JS: Dans le contexte de cette grande entreprise d'abêtissement, et vu la discussion récente, ridicule et dépourvue de substance, sur la “culture-guide allemande” (deutsche Leitkultur) (*), une question se pose: qu'est-ce qui est encore véritablement allemand?
GM: Le noyau identitaire des Allemands aujourd'hui, c'est cette affirmation constante de leur “faute”. En répétant les poncifs qu'implique cette attitude, ils se prennent eux-mêmes en permanence en otage. De nos jours, je peux faire enrager et rendre agressif n'importe quel Allemand "normal" en lui disant que je l'acquitte de ses fautes, du moins que je plaide pour lui à décharge. De ce fait, nous pouvons conclure que ce que les agences “correctrices de l'histoire” nous serinent depuis des décennies est pertinent: être Allemand, aujourd'hui, c'est être coupable. Nous devons dans ce contexte oublier que cette idée fixe n'est pas le propre de quelques intellectuels, qui font profession de corriger et de moraliser l'histoire, mais que le peuple lui-même ne se défend pas contre de telles accusations, ne veut même pas se défendre. Eh oui, notre peuple ne veut même plus se défendre contre le pilonnage incessant auquel le soumettent la rééducation et la désinformation. Il faut avoir du caractère aujourd'hui pour se payer le luxe de vouloir se vacciner contre ces maux: peu sont prêts à le faire. On a d'autres soucis, vous comprenez, comme par exemple: “Comment puis-je me procurer le mazout de chauffage le meilleur marché?”.

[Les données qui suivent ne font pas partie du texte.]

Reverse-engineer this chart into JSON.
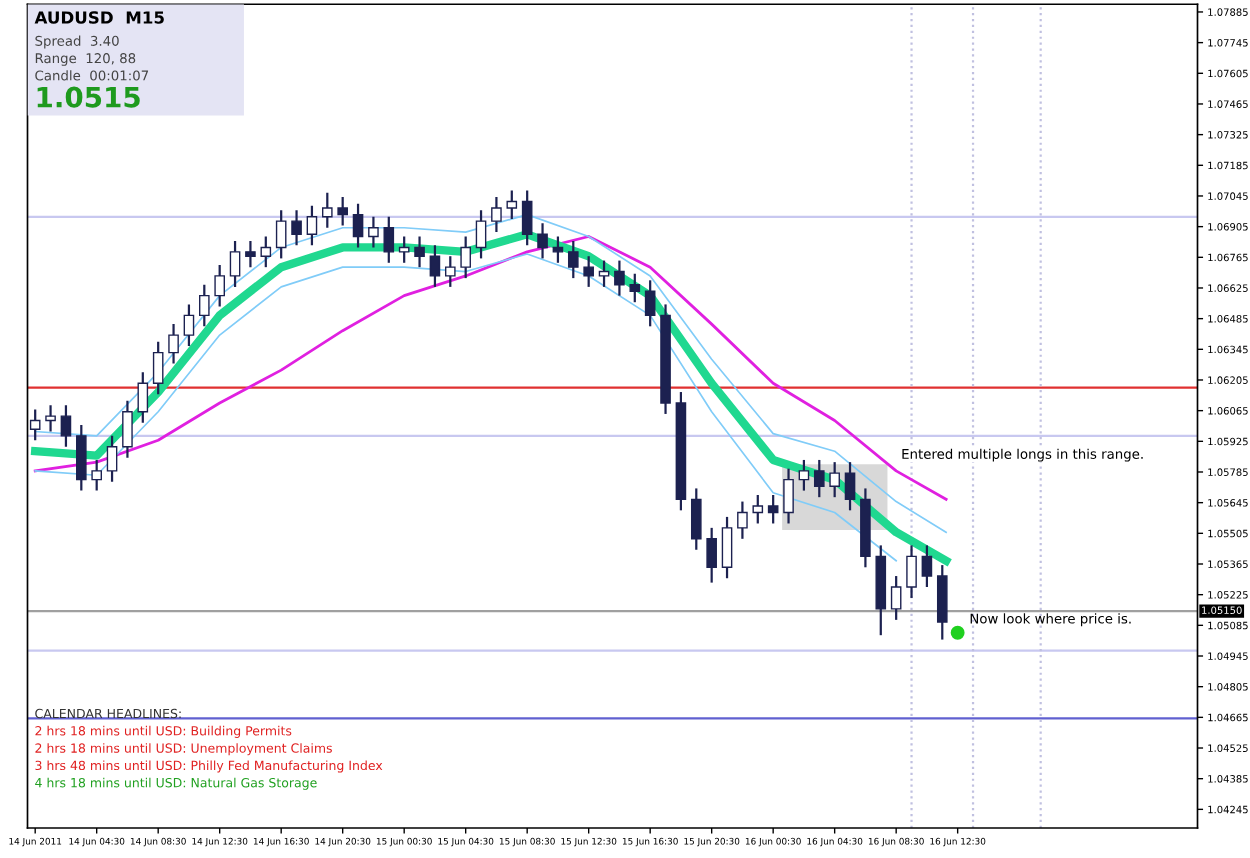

Dans un tel contexte intellectuel, une seule chose reste bien allemande: respecter le ton donné dans le boudoir. Cette marotte de la “Leitkultur”, de la “culture-guide”, terminologie qui se retrouve d'ailleurs dans la Loi fondamentale de la RFA, est significative dans la mesure où elle permet de constater que les Allemands, se trouvant dans une position d'impuissance totale face aux Alliés et à leurs collaborateurs, ont dû accepter cette constitution comme un diktat. De ce fait, pour moi, l'état d'esprit qui se profile derrière cette Loi fondamentale ne peut contribuer à consolider une “Leitkultur” allemande, parce que, justement, cette Loi fondamentale n'a pas été créée par le peuple allemand, conscient de ses responsabilités.